People have strong opinions on baby showers. Weird thing to make an issue about, but always worth remembering most people are only bothered about things that revolve around themselves.

morningtoncrescent62 · 27/04/2018 11:12

It seems extraordinary to me that friends would let a couple of quid get in the way of a friendship. So there are two possibilities. One, your friends are not real friends, in which case no way would I be forking out for expensive hen dos. But another possibility is that your sister (inadvertenly I'm sure) got the wording wrong on her invites, and ending up pissing everyone off. If you value the frienships I'd say it's worth even now trying to chat with them about what went wrong, and how it made you feel - you may find there's some justification on their part. If you think they were deliberately being mean and you don't value the frienships, then let it go but don't go to the hen do. If they're not there for you, you don't need to be there for them.

CheeseyToast · 27/04/2018 11:16

Mumsnetters are notoriously angsty about baby showers.

I have no idea why as I think they're quite lovely. Such an exciting time for mother to be and it's all v low key - cakes and cute baby stuff.

I think your friends sound very mean. I definitely wouldn't appreciate being asked for £250 for a hen night in this context.
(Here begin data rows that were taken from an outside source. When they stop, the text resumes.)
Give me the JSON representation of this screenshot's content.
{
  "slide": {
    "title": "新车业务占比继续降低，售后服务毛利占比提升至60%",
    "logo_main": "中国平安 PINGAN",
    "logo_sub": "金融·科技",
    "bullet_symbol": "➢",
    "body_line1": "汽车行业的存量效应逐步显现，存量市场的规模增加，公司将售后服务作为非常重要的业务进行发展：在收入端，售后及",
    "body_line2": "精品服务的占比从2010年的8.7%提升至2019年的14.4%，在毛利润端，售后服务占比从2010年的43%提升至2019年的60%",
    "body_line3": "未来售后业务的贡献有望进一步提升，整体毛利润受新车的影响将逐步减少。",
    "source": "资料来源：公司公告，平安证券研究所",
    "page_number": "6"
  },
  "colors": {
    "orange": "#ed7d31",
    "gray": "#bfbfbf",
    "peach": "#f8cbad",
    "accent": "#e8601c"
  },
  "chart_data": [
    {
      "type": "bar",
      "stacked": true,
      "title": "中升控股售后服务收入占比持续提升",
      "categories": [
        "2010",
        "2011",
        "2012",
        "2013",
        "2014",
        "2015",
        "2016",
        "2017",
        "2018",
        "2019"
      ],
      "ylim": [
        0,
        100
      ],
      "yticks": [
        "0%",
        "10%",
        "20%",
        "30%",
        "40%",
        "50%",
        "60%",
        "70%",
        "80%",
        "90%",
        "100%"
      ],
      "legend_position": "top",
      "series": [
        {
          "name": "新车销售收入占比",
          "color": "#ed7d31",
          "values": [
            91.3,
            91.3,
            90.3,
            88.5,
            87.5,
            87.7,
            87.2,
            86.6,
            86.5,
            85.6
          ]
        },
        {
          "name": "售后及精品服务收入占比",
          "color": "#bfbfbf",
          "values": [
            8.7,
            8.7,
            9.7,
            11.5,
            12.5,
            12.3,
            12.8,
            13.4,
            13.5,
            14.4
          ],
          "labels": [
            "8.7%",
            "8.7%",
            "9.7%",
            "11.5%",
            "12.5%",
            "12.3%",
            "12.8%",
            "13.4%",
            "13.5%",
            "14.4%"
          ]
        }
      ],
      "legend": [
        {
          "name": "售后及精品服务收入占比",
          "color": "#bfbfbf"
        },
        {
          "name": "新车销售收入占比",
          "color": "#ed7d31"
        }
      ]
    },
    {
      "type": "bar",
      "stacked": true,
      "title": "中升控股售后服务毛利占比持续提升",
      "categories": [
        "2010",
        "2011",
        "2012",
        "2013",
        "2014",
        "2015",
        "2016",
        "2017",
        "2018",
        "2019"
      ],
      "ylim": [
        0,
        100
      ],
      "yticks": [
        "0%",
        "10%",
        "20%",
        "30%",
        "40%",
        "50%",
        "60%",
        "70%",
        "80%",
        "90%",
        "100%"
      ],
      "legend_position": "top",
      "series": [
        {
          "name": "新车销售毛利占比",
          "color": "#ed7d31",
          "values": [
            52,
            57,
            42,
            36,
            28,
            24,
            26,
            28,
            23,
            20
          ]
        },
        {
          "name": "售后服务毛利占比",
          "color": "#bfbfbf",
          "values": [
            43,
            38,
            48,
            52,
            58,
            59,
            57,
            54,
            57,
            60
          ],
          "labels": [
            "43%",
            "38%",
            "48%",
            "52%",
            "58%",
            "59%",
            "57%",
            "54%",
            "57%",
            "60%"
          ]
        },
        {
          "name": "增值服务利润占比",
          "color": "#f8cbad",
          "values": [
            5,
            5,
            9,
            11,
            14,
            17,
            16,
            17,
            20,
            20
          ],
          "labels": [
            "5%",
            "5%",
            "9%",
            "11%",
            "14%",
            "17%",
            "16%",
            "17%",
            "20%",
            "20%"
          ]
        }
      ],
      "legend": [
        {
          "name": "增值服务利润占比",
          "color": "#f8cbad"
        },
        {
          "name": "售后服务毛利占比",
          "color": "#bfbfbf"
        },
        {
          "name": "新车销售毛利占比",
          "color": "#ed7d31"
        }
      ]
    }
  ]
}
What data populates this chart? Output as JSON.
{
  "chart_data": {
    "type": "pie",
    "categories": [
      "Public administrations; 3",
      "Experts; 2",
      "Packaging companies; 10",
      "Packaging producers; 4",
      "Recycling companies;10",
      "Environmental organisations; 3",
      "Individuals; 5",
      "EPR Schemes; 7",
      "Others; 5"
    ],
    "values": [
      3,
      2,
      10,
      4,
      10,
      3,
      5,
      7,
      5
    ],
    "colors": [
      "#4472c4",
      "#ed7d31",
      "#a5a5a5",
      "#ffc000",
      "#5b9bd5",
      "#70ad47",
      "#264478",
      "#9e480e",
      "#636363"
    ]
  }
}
Babies last a lot longer than marriages, your friends need to get their priorities straight.

swingofthings · 27/04/2018 11:17

The problem is that people are already expected to buy a gift if invited to a baby shower and very often that's the only reason people have them so to expect to have to contribute to the set up in addition is very cheeky on my views. I think in this instance I would have paid but reduced my present accordingly.

Viviennemary · 27/04/2018 11:17

I think it's really cheeky to charge people an entrance fee to an event they are invited to. your sister got it massively wrong on this occasion IMHO. They'd be buying a present for the baby presumably.

Viviennemary · 27/04/2018 11:21

So surely this can't be right. Pay for your own afternoon tea, give a donation towards decorations and buy a present for the baby. I would ring round your friends and apologise.

The hen do is a separate thing. It's a lot of money and if you can't afford it then don't go.

Lilyvonschtup · 27/04/2018 11:25

Thank you all for your comments.

I think the £1-2 was asked for so that nobody would feel awkward when I was given a bouquet and champagne (for after the birth) from the group which was why it was optional.

I agree that it probably could have been worded better.

I think I’m more upset by the fact that nobody had the balls to tell the truth to either me or my sister and, if the tables were turned, I would have donated in a heartbeat whether or not I agreed with the request. At the end of the day, it wasn’t the requested that was hurt over a small amount of money.

Maybe PP is right though, I should chalk it up to experience and let it go. X

OP posts:
AjasLipstick · 27/04/2018 11:26

Why would people PAY to bring an expectant Mother a gift?!??

You're meant to host people....they don't pay! Not a pound, not a fiver..nothing!

They bring a gift and you give them lunch!